Ithaca Cave of Nymphs

The Cave of Nymphs in Ithaca Greece, Ionian: The Cave of Nymphs (or Marmarospilia) is known by several names. Originally the name derived from the ancient Greek mythology. Legend has it that the Phaeacians abandoned here Odysseus while he was asleep. Marmarospilia is located at an altitude of 180 meters above sea level and it is a rather cumbersome process to carry all the wares so far. A cave that is located in close proximity to the shore is a much safer bet. Recent findings of twelve tripods in Loizos Cave which are quite similar to the ones where Odysseus is believed to have received gifts from the Phaeacians, makes this cave a much wiser bet.

The cave extends to an area of 2.5 Km and one has to encounter a rough road, but fortunately the signposts aid greatly in navigating.

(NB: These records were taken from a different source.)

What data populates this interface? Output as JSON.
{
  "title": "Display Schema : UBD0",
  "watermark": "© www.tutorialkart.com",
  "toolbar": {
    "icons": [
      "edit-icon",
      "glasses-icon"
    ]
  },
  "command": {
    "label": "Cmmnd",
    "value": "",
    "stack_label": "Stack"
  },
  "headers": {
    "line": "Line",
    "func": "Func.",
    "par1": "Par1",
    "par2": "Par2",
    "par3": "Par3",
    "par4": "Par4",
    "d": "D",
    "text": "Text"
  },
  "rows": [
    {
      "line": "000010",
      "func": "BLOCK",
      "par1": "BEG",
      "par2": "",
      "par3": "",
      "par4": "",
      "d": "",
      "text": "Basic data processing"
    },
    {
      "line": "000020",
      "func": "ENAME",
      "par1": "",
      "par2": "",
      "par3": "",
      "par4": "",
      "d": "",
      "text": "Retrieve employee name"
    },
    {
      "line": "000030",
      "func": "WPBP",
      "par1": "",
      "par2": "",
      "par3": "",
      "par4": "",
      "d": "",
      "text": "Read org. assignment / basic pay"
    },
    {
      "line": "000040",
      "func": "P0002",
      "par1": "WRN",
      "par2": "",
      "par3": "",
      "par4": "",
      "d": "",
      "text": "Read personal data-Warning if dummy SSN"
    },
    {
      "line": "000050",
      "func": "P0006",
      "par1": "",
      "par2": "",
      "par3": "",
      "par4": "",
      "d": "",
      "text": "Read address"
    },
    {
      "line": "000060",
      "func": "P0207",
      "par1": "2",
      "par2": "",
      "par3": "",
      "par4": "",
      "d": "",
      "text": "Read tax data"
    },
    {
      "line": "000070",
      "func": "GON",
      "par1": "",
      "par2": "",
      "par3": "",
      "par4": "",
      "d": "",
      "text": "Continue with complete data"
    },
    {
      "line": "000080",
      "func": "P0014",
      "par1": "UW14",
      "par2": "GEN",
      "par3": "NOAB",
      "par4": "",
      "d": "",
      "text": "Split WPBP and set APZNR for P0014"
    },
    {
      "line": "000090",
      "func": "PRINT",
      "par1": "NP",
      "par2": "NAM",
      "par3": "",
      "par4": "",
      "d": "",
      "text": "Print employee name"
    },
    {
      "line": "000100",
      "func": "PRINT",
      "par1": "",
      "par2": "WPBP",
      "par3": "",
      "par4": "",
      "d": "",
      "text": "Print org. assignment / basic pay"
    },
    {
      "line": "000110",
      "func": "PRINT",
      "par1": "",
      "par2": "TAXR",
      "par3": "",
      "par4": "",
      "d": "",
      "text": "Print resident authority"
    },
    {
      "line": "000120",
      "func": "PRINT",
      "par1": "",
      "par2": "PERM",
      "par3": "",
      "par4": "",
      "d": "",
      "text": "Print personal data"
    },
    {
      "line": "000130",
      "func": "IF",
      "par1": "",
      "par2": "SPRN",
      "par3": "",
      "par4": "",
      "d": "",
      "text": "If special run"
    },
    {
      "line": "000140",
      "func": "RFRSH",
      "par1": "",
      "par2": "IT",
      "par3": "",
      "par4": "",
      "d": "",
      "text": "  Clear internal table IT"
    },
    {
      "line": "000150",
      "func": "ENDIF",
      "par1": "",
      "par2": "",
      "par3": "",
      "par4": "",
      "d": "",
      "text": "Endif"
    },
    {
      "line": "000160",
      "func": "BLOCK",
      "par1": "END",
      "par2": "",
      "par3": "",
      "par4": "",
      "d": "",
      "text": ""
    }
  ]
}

The assertion that this cave found mention in Homer's Odyssey wherein the returning Odysseus is believed to have hidden the gifts offered to him by King Alkinoos, is further enhanced by the nearness of the cave to the Dexia bay. However, there is some indication that the original cave was located just beyond the beach and was unfortunately ruined by quarrying a few years ago.

The entrance to the cave is through a narrow path that extends all the way to a perfectly leveled chamber of 7 meters wide, 4 meters deep and 3 meters high. To the left is the balcony that literally overlooks a massive chamber of 5 meters. The Great Chamber has numerous grimy colored speleothems. This chamber is hazily lit up by a miniature Karst window on the ceiling which makes for a truly haunting ambience. There is also a smallish passage and needless to say one would be well served by a powerful torch to find his way out of the cave.